Any organization that has not already started to think about the impact mobility has on IT security should start doing so this year. 63% of businesses provide formal access to some of their business applications to mobile users, a Quocirca research report “Digital Identities and the Open Business,” showed.
Furthermore, the sheer ubiquity of mobile devices and the informal attempts to access IT systems that this encourages, underlines the urgent need to understand the way the threat landscape is changing.
The problem needs to be considered in two parts; the way mobility changes the approach that needs to be taken to an organization’s core IT infrastructure and the security challenges of mobility itself.
At the core – however it is provisioned – mobility simply scales up exiting problems. As Bergman et al state in their book published last year titled, Hacking Exposed Mobile Security Secrets & Solutions:
“What do we do now? Here’s what may be a shocking answer: the same thing we’ve done before! Despite all the hype, we submit that mobile is “the same problem, different day.” Fundamentally, we are still talking about a client-server architecture: OK, we may have exaggerated a bit, but not much.”
The techniques and aims of the black hats remain pretty much the same. Find a way in to your infrastructure to steal data and/or identities, disrupt business etc. A paper titled, Systems Security Research, by Lorenzo Cavallaro of the Information Security Group at Royal Holloway University of London looks at the behaviour of mobile specific malware samples.
Out of 1,356 unique samples that were stimulated to act in some way, 67% attempted data theft through file system access and 66% attempted to access personal info to identity information. Just 3% attempted to send an SMS and 4% to make or alter a phone call; both of which may be considered mobile specific threats.
Mobility simply extends the attack surface of an organization’s IT core and therefore its vulnerability.
Mobility means more devices, more users (especially external ones as reach is extended) and more network traffic (as a recent Quocirca presentation explains IT security in the “Superfast Mobile Age”).
Mobility also means more software as more on-demand applications are put in place to support business processes that are now reliant on mobility, which are by their very nature more open and, of course, more and more of those mobile apps.
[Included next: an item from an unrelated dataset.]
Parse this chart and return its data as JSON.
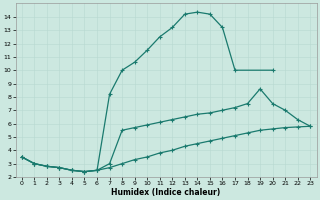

In most cases, dealing with these changes is simply a matter of scale. Understanding who users are needs better identity and access management that can provide a federated view of all users and describe access rights. More network traffic needs faster content filtering to search for malware and spot exfiltration. More devices may need network access control (NAC) which can ultimately be used to keep mobile devices away from you network (see report Next-generation Network Access Control).
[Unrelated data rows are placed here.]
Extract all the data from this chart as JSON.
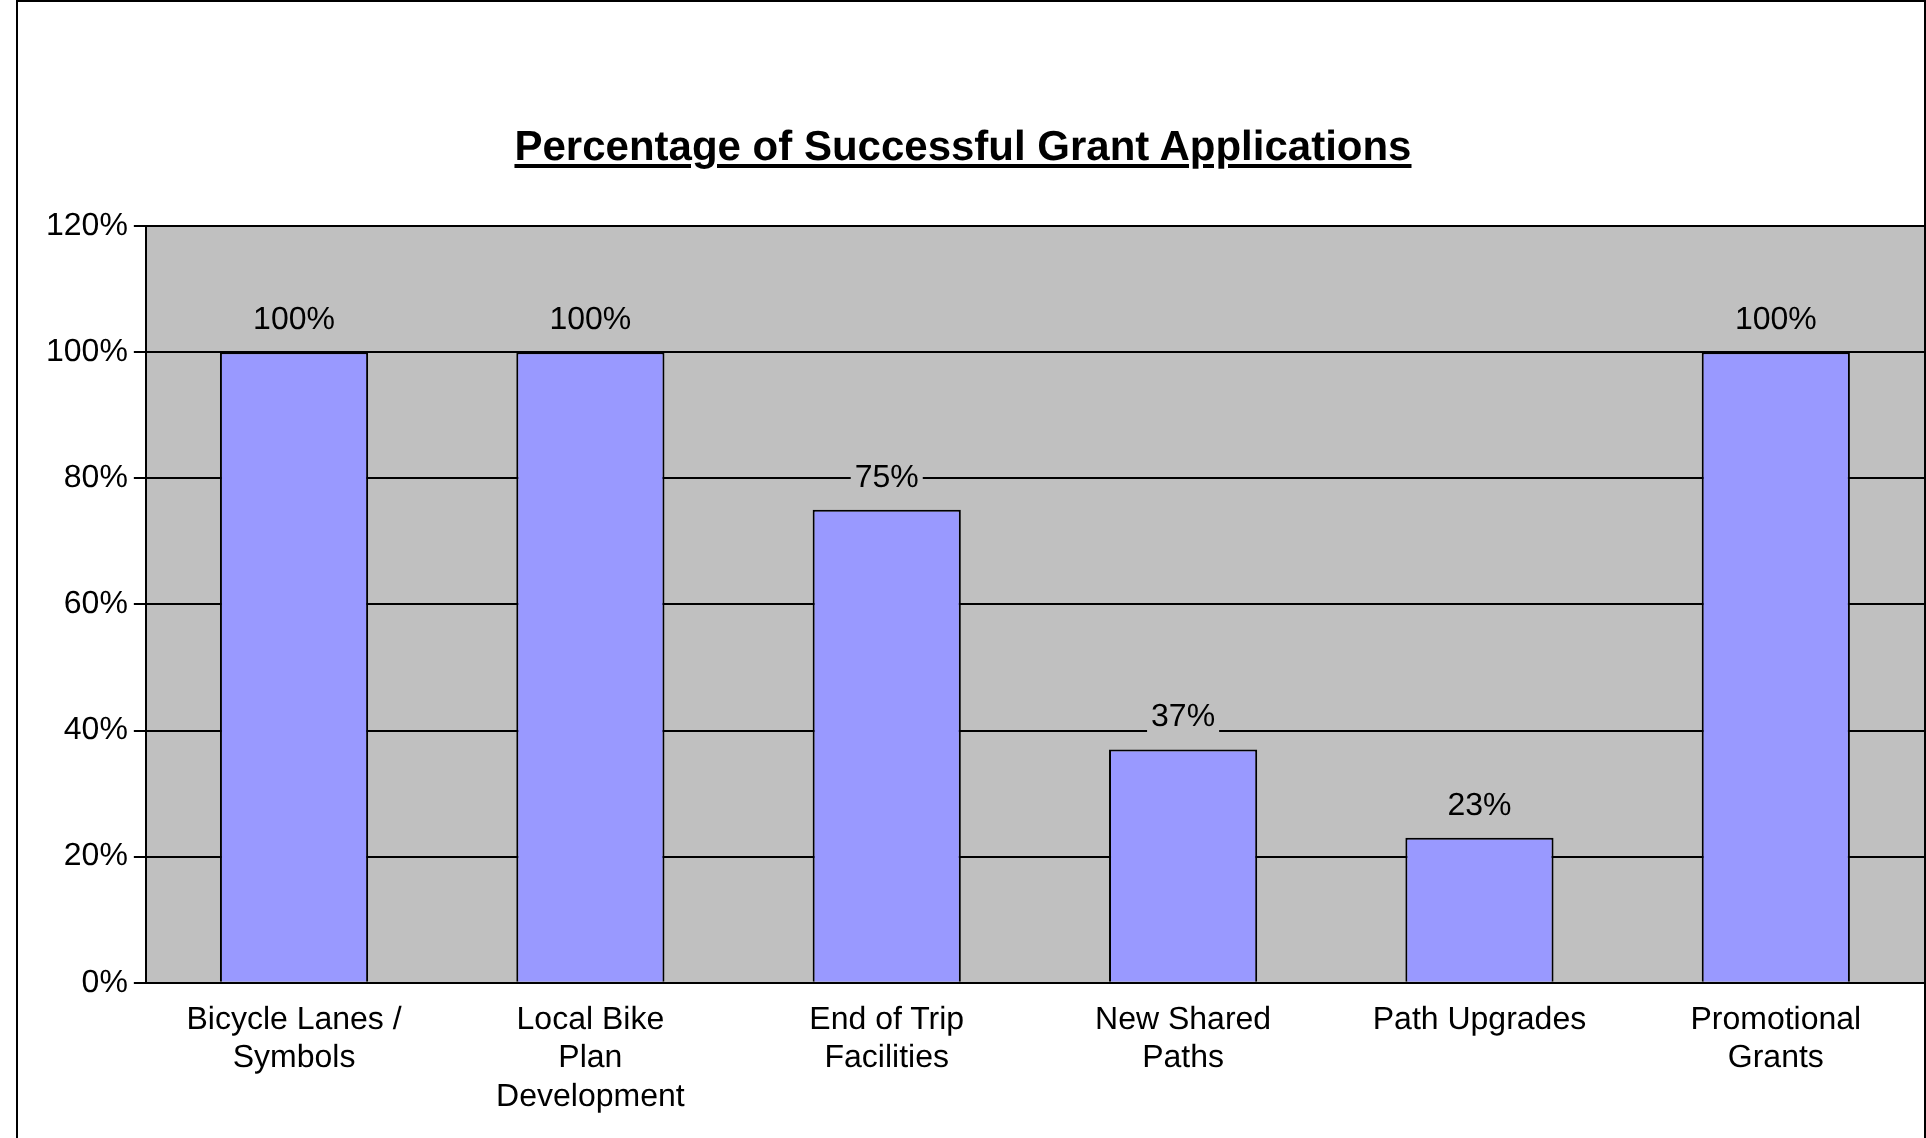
{
  "chart_data": {
    "type": "bar",
    "title": "Percentage of Successful Grant Applications",
    "categories": [
      "Bicycle Lanes / Symbols",
      "Local Bike Plan Development",
      "End of Trip Facilities",
      "New Shared Paths",
      "Path Upgrades",
      "Promotional Grants"
    ],
    "values": [
      100,
      100,
      75,
      37,
      23,
      100
    ],
    "value_labels": [
      "100%",
      "100%",
      "75%",
      "37%",
      "23%",
      "100%"
    ],
    "color": "#9999ff",
    "ylim": [
      0,
      120
    ],
    "yticks": [
      {
        "value": 0,
        "label": "0%"
      },
      {
        "value": 20,
        "label": "20%"
      },
      {
        "value": 40,
        "label": "40%"
      },
      {
        "value": 60,
        "label": "60%"
      },
      {
        "value": 80,
        "label": "80%"
      },
      {
        "value": 100,
        "label": "100%"
      },
      {
        "value": 120,
        "label": "120%"
      }
    ],
    "grid": "y",
    "legend": false
  }
}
However, if as most do, you allow some level of access to your network and applications by mobile users, you will increasing need to face up to some new challenges that are specific to mobile use. These include the obvious, such as devices are more easily lost and stolen (so need to be disabled and wiped remotely), users are more vulnerable as they deal with more fiddly interfaces in distracting environments (i.e. they are easier to dupe) and app stores open new ways for malware to be loaded on to devices.
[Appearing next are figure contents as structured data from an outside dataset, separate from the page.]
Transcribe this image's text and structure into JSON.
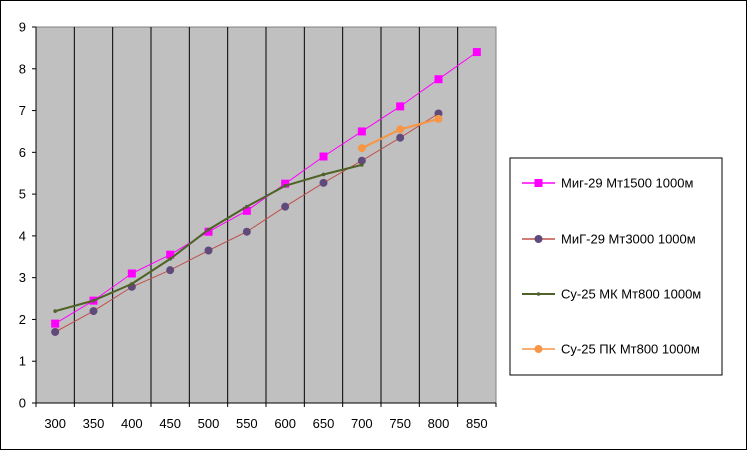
{
  "chart_data": {
    "type": "line",
    "x": [
      300,
      350,
      400,
      450,
      500,
      550,
      600,
      650,
      700,
      750,
      800,
      850
    ],
    "ylim": [
      0,
      9
    ],
    "y_ticks": [
      0,
      1,
      2,
      3,
      4,
      5,
      6,
      7,
      8,
      9
    ],
    "grid": "vertical",
    "legend_position": "right",
    "colors": {
      "plot_background": "#c0c0c0",
      "grid": "#000000"
    },
    "series": [
      {
        "name": "Миг-29 Мт1500 1000м",
        "color": "#ff00ff",
        "marker": "square",
        "x": [
          300,
          350,
          400,
          450,
          500,
          550,
          600,
          650,
          700,
          750,
          800,
          850
        ],
        "values": [
          1.9,
          2.45,
          3.1,
          3.55,
          4.1,
          4.6,
          5.25,
          5.9,
          6.5,
          7.1,
          7.75,
          8.4
        ]
      },
      {
        "name": "МиГ-29 Мт3000 1000м",
        "color": "#604a7b",
        "line_color": "#c0504d",
        "marker": "circle",
        "x": [
          300,
          350,
          400,
          450,
          500,
          550,
          600,
          650,
          700,
          750,
          800
        ],
        "values": [
          1.7,
          2.2,
          2.78,
          3.18,
          3.65,
          4.1,
          4.7,
          5.27,
          5.8,
          6.35,
          6.93
        ]
      },
      {
        "name": "Су-25 МК Мт800 1000м",
        "color": "#4f6228",
        "marker": "dot",
        "x": [
          300,
          350,
          400,
          450,
          500,
          550,
          600,
          650,
          700
        ],
        "values": [
          2.2,
          2.45,
          2.85,
          3.45,
          4.15,
          4.7,
          5.2,
          5.47,
          5.7
        ]
      },
      {
        "name": "Су-25 ПК Мт800 1000м",
        "color": "#f79646",
        "marker": "circle",
        "x": [
          700,
          750,
          800
        ],
        "values": [
          6.1,
          6.55,
          6.8
        ]
      }
    ]
  }
}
That said, despite much comment about the security of the Android operating system in particular, the configuration of mobile devices is generally more secure in the first place than the Windows environment many are familiar with on PCs. Android apps run in their own containers and this can be with least privilege (depending on how well the app has been written). Compare this to the way many Windows PCs are configured where each application runs with admin access and, therefore, access to almost any resource it requests.
This may be why, as the Economist reports, in a Nov 30th article Thief in your pocket? “When it comes to mobile devices, viruses are not the problem they are made out to be – at least, not yet. Instead, the biggest risk for organisations comes from absent-minded or nefarious employees.”
Nevertheless, black hats, white hats, IT security vendors, journalists and analysts will all continue to show an interest in the growing number of mobile users, devices and software as a means of attacking organizations in the coming year. Those responsible for the protection of data and users need to keep their eye on the ball too.